A castelhanização chegou aí tardiamente, mas chegou. Quanto à Galiza, muito
povoada e pertencendo ao cerne nacional do estado desmembrado, a sua gente
ficou fiel à fala medieva, à linguagem dos cancioneiros, ou seja o português
arcaico. A sujeição política não permitiu que evoluísse. Há algumas gerações
que uns punhados de intelectuais vêm transportando o adormecido idioma ao plano
culto, para a expressão literária e até filosófica. O património culto moderno
da língua galega renascida é já notável, e notável o esforço vocabular e
sintáctico, no sentido de uma disciplina e da actualização da sua capacidade
expressiva, suprindo alguns séculos de existência obscura em que andou relegada
apenas à oralidade familiar e rústica.
Em
Portugal, a distinção psicológica, tão denunciadora da etnia, tem sido apontada
por alguns escritores em traços sugestivos. Estão nestes casos Oliveira Martins, António Sardinha, Teixeira de Pascoaes, Jorge Dias e a maioria dos
críticos da literatura, como Teófilo Braga, Moniz Barreto, Fidelino de
Figueiredo, Rodrigues Lapa e outros.
Contribuição
notável é neste capítulo, a dos escritores galegos, e até de estrangeiros quais
Aubrey Bell, Menéndez y Pelayo, Unamuno e Keyserling.
Aqueles
que não valorizam decisivamente os elementos geográficos nem os antropológicos,
são levados à formulação de teses voluntaristas, políticas ou de circunstancialismo
histórico. Alinham nesta ordem de ideias Herculano, Alfredo Pimenta, Damião
Peres, Vieira de Castro, e em boa parte João Ameal. Também Oliveira Martins,
apesar de intuído tão lucidamente o estrato psicológico português, propende a
justificar pelo acaso a independência nacional. ... “O reino de Portugal formou-se pelos dous meios da revolução e da
conquista” afirma Herculano. O severo historiador, atribuindo especial
importância à política desenvolvida pelo conde D. Henrique, sua viúva e seu
filho – primeiro rei de Portugal –, não chega a negar que para isso tenha
concorrido também a vontade da população. Salienta a vontade e o calor dos
chefes como determinantes da nova nacionalidade.
O
mesmo pensa, sensivelmente, Alfredo Pimenta ao escrever: “Há já Estado. Ainda não há Nação”. E quando afirma que o “Estado português continha, em potência, a
nação portuguesa” sendo precisos três séculos para que esta passasse de
potência a acto. A Nação seria muito posterior ao Estado.
Somos
levados a pensar inversamente. Já o Arcebispo de Braga no assédio de Lisboa, ao
tentar persuadir os mouros a renderem-se não se limitou a aconselhar a
devolução da cidade aos cristãos, mas a sua devolução à Lusitânia.
Damião
Peres, admitindo embora, a partir dos meados do século IX “uma obscura elaboração político-económica” nas terras de
restauração recente, atribui a independência à “aspiração política dos grandes barões”. Um acto de vontade está na
base; Portugal segregou-se, distinguiu-se pela acção humana. D. Afonso Henriques
é a suprema expressão da tendência, o chefe esclarecido de um grupo de
valerosas vontades que fizeram Portugal “em
oposição à Galiza”.
A
importância dos factores internacionais na existência livre de Portugal tem
sido realçada por muitos autores. Disse Herculano que “desde o século XVII é a rivalidade das grandes nações que nos tem
salvado”. E a tese, retrotraída por Manuel de Oliveira Ramos até ao séc.

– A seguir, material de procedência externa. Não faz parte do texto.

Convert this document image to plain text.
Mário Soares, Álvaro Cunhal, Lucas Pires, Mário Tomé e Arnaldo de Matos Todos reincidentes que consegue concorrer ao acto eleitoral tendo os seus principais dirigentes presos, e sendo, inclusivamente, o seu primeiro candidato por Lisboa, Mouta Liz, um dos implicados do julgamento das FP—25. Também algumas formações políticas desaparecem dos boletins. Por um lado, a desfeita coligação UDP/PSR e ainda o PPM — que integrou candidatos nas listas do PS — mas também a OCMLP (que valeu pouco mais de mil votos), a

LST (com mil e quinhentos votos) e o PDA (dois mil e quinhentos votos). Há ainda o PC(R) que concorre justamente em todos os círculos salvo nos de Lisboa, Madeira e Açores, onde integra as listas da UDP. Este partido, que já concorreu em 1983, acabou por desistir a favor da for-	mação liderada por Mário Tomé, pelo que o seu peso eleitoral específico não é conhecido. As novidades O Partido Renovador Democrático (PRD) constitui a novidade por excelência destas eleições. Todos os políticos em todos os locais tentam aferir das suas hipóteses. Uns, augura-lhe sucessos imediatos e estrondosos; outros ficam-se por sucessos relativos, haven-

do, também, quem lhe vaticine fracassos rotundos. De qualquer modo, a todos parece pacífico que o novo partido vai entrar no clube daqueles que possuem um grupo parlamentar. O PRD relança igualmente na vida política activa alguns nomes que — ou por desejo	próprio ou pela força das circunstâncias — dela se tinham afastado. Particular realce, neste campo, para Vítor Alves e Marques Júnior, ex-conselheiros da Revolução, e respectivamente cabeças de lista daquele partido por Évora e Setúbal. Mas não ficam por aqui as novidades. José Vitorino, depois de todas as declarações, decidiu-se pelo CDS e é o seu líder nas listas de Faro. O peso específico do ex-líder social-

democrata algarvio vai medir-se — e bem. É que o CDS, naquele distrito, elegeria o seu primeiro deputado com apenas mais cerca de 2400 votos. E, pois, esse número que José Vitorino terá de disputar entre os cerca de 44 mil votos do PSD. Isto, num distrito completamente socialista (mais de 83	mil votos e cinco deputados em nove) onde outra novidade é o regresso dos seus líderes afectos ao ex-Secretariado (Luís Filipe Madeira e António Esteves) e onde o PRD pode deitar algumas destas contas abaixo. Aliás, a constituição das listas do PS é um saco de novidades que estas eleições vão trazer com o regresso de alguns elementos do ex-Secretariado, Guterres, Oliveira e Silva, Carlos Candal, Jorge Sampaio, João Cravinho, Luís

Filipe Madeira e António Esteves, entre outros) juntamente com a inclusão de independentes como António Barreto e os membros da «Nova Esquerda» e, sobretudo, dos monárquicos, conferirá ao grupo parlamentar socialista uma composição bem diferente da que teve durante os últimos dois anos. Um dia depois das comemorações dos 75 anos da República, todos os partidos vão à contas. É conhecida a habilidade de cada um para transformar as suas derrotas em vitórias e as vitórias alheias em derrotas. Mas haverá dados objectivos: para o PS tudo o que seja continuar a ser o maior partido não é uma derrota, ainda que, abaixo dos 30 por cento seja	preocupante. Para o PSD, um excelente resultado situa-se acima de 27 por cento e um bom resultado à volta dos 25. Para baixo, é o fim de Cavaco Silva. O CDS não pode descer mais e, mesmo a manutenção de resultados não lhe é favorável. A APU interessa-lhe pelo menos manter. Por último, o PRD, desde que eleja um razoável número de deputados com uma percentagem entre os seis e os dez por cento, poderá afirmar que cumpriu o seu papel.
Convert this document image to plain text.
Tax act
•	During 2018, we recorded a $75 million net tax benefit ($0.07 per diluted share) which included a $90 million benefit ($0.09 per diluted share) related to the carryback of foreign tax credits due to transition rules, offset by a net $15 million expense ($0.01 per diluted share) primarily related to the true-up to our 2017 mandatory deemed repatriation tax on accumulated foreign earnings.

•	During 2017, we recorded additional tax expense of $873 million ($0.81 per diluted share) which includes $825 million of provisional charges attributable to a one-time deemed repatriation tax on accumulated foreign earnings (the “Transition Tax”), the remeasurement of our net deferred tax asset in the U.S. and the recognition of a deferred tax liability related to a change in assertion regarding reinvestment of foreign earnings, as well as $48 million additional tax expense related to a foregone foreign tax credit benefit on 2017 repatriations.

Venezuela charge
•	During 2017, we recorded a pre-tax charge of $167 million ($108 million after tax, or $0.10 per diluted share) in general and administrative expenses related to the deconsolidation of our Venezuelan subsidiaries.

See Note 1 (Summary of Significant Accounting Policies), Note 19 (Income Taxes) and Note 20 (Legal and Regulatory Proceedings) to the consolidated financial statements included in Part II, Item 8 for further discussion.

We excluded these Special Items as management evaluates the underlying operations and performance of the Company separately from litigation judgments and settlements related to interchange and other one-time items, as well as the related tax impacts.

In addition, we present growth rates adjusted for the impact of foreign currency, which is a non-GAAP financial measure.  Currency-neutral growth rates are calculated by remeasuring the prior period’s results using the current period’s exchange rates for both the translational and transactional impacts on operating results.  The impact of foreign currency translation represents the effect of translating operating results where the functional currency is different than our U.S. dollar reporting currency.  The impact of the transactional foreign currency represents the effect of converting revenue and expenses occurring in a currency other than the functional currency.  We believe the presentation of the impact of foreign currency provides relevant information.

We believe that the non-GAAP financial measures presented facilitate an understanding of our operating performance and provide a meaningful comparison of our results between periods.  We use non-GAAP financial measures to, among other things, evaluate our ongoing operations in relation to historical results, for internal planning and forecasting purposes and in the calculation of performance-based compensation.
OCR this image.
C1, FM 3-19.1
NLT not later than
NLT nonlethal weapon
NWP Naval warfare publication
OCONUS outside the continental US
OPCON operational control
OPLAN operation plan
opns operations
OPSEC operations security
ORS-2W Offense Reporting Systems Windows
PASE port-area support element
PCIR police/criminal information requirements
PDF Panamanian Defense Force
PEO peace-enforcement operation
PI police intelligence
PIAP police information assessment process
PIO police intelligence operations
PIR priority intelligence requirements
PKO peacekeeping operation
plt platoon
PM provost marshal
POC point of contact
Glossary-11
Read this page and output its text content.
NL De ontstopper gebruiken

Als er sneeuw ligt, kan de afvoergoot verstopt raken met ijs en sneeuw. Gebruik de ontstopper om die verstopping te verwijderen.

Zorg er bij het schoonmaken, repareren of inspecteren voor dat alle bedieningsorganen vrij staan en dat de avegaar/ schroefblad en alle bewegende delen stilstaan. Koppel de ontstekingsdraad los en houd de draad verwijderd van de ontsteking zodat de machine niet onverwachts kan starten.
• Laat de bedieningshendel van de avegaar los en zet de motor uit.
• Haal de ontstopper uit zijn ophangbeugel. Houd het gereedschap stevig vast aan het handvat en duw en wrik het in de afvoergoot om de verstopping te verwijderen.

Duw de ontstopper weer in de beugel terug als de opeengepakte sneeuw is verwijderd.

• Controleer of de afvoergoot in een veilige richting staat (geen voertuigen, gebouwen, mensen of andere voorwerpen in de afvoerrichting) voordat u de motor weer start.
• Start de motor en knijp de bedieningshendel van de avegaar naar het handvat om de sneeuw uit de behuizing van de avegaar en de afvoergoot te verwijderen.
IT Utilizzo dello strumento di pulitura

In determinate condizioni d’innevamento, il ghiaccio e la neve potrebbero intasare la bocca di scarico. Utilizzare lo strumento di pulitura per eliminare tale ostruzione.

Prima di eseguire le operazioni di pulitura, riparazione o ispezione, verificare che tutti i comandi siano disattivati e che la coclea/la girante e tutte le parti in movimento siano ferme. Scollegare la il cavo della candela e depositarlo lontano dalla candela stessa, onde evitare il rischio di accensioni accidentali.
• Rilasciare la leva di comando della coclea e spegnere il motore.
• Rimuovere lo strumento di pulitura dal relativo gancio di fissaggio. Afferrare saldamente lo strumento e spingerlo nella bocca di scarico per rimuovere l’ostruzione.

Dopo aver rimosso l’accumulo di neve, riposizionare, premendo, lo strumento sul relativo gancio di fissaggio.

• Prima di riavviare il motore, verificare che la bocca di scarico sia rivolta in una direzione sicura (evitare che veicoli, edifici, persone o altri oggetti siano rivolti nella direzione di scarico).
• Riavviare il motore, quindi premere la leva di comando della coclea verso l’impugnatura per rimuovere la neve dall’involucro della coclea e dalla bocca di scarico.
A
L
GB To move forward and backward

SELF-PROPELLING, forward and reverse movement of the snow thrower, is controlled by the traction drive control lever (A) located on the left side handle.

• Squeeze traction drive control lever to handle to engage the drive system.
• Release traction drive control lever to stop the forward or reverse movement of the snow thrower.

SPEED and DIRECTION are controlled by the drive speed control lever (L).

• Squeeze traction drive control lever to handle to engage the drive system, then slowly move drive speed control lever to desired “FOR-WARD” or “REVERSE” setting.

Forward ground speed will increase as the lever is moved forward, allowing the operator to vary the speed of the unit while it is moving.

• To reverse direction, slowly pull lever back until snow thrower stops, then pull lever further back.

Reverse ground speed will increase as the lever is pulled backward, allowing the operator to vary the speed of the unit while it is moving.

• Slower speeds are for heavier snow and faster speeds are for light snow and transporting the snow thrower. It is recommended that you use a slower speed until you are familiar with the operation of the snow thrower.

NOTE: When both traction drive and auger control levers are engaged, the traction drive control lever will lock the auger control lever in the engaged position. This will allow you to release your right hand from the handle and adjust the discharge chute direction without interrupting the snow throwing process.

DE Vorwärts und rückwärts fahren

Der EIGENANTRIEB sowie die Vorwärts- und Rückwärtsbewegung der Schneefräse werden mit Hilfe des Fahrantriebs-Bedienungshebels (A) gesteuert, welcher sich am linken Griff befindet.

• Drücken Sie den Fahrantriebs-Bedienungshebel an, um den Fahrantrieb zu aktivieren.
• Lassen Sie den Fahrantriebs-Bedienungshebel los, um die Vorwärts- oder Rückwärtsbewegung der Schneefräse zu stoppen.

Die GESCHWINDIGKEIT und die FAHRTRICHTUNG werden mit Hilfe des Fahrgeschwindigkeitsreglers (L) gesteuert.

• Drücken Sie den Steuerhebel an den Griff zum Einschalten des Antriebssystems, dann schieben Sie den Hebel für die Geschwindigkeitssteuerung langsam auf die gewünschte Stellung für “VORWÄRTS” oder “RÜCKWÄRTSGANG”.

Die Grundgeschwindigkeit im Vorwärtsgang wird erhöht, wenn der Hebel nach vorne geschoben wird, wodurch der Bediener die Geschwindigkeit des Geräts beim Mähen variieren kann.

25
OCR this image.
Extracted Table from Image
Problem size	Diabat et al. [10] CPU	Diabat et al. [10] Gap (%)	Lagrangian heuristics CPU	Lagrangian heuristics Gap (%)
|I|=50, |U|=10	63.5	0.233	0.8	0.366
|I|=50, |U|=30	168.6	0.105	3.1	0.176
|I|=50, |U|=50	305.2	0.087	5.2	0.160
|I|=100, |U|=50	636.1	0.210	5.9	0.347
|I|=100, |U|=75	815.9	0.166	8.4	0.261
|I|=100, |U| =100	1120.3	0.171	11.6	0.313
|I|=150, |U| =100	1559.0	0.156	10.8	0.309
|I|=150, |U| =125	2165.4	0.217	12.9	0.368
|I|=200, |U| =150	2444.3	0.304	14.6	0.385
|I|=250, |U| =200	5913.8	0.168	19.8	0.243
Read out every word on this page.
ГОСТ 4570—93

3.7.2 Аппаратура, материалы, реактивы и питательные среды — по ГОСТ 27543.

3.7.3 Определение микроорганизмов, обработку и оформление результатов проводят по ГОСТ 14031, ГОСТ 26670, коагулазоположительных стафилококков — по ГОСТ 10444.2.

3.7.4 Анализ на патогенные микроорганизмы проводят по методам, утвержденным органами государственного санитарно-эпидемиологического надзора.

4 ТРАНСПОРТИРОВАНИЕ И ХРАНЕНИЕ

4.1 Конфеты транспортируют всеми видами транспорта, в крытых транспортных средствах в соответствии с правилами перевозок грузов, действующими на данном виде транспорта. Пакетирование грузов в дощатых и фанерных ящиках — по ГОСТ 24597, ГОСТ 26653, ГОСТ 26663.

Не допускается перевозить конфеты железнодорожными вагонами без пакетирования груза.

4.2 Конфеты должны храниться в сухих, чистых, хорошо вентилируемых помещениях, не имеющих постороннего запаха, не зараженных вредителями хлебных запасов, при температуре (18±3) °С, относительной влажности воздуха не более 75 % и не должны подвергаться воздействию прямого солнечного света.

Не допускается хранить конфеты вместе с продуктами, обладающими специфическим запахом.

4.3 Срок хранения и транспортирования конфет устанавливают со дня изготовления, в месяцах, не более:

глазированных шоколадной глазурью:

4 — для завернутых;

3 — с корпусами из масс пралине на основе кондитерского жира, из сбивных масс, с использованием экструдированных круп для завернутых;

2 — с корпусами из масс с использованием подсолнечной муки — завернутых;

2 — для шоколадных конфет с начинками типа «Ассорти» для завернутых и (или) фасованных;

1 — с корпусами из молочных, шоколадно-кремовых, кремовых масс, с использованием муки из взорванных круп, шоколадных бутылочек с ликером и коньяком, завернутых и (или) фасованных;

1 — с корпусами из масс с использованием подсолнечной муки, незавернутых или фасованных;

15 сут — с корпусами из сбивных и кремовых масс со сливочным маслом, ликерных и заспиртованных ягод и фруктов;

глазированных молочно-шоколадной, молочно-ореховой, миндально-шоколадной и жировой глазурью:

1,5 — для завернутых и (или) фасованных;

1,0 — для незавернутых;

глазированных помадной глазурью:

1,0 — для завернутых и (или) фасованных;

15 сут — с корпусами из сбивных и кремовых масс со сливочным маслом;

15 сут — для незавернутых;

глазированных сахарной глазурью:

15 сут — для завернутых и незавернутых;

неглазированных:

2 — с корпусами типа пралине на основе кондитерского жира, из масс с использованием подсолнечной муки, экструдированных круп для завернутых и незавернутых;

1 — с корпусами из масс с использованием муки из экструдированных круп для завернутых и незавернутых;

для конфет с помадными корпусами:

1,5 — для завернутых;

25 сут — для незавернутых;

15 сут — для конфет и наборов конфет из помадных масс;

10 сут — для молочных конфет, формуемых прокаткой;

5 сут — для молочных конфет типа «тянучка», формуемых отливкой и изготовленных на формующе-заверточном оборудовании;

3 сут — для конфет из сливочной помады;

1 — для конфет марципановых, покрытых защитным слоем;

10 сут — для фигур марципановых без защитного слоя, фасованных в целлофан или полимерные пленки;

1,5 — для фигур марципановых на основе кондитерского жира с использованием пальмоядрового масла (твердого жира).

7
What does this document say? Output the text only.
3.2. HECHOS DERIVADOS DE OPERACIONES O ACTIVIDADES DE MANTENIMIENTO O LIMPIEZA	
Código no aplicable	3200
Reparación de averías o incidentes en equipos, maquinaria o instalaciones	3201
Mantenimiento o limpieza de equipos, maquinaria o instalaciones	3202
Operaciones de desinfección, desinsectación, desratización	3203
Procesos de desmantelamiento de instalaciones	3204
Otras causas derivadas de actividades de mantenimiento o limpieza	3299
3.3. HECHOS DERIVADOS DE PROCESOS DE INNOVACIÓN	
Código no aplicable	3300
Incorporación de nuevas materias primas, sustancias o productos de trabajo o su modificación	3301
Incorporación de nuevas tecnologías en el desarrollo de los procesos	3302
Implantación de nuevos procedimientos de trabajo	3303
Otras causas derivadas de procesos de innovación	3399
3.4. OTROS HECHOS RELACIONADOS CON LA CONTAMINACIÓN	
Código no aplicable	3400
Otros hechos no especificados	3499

XIV, pela qual somos mais ou menos “um
produto da equação internacional” foi retomada com brilho por Luís Vieira
de Castro validando-a para a própria fundação da nacionalidade, em acontecimentos
germinados no séc. XI, fruto das estreitas relações de D. Hugo, abade de Cluny
com o rei de Leão, instituidor dos condados da Galiza e de Portugal. Todo o
procedimento do conde D. Henrique obedeceria a uma “inegável conexão com a Abadia de Cluny”. Examina o autor, com
numerosas observações, a interferência dessa Ordem tão poderosa, ao tempo
condutora da política da Igreja, nos acontecimentos eclesiásticos da Península,
assaz determinativos no campo político, tais como a elevação de Bernardo a
primaz das Espanhas (Toledo) e de Geraldo a arcebispo de Braga. Dada a
radicação francesa da famosa ordem monástica, a independência de Portugal seria
um galicismo conforme opinou o
historiador Pedro de Azevedo.
Tese
idêntica sustenta o espanhol Américo Castro, numa sua conhecida obra, em capítulo
que intitula sem rodeios: “A Portugal lo
hicieran independiente”. Cómoda maneira de arrumar um caso cuja evidência,
pertinácia e grandeza não se compadecem com tão rudimentar e desatenciosa
explicação!
A
acção de Cluny foi sem dúvida determinativa na criação do Condado Portucalense
como no da Galiza e em muitos outros acontecimentos do tempo que perduraram ou
não na história. Hábeis foram sem dúvida o conde e o rei do tronco borguinhão
em aproveitar a influência da Ordem e a facilitar-lhe, no que só eram
favorecidos, a capacidade civilizadora. Algo, porém, foi base, moldura e
decidiu de um pensamento, ou de uma simples ambição, a que a incipiente dinastia
teve a intuição de obedecer, num rumo próprio e desligado da demais Espanha. A
batalha de S. Mamede (na linha da anterior revolta do Conde Nuno Mendo) marca a
definitiva convergência de uma obscura elaboração local com a família suserana,
substituindo dentro desta uma autoridade por outra, capaz de interpretá-la com
mais nitidez: – a do que veio a ser o primeiro rei.
Em
restrição das teses que podemos chamar do voluntarismo aristocrático (dos
senhores territoriais, seculares e eclesiásticos), opõem outros autores teorias
democrático-burguesas. Estão nestes casos António Sérgio e Jaime Cortesão.
Para
o primeiro, “as grandes navegações dos
nossos avós e a criação do reino de que foram membros, parecem-nos duas fases
de um fenómeno único, não só português mas geral e europeu” – da
transformação da sociedade «aristocrático-rústica”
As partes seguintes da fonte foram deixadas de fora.